Yes, when Indira Gandhi came back to power in 1980, she did not take back the advisors she had in the Emergency and pre-Emergency period. It was only on Nambiar’s advice that she inducted Kao, the founder of R&AW, as he Senior Intelligence Advisor in 1981 (I have reproduced the letter in my book0. She felt very comfortable with him. He had been the “uncle” who had taken care of Indira, and her education, as well as Kamala Nehru’s health, in Switzerland. When Kamala was severely ill, Nehru was given parole from jail to travel to Switzerland. But when he got there, Rajendra Prasad telegrammed to let him know that he had been elected President of the Indian National Congress, and asked him to come back. Nehru was conflicted, so he asked Nambiar to ask Kamala what she thought. Even before Nambiar could frame that question, Kamala told him that Nehru should go back to deal with the bigger challenge.

And Indira knew she could trust him explicitly. He had never misused his proximity to people in power. In fact it was only to Nambiar that Bose had revealed his date and way of departure from Germany to the Far East when all of British intelligence was targeting him. He took no advantage of being close to the biggest leaders of the Independence struggle, nor did he even write about them.

Is there anything you would like to end with?
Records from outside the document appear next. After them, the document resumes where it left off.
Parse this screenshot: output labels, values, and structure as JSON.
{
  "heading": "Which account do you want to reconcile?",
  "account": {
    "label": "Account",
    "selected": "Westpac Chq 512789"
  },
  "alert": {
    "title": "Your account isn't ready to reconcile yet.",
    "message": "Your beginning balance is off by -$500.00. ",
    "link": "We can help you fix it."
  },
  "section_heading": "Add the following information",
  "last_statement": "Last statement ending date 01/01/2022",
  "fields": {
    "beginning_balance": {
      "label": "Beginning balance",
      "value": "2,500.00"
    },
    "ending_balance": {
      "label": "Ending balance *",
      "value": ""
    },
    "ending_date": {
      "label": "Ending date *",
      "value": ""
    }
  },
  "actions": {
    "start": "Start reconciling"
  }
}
You know, during Indira Gandhi’s time, I was tasked to look after Atal Behari Vajpayee, Bansi Lal and Balram Jakhar when they were visiting Paris for a parliamentarians conference. The first was leader of the opposition, the second was defence minister, and the last was the speaker of the Lok Sabha. For two days I was with them, and watched them tease and joke with each other. They might have been politically opposed, but they never allowed this to interfere with their human relationships. This was true of Nehru and Bose as well, and the great human link was Nambiar. All of them were involved in a great cause for the country. Today, though, it seems this generation needs reminding that you can maintain such relationships despite differences.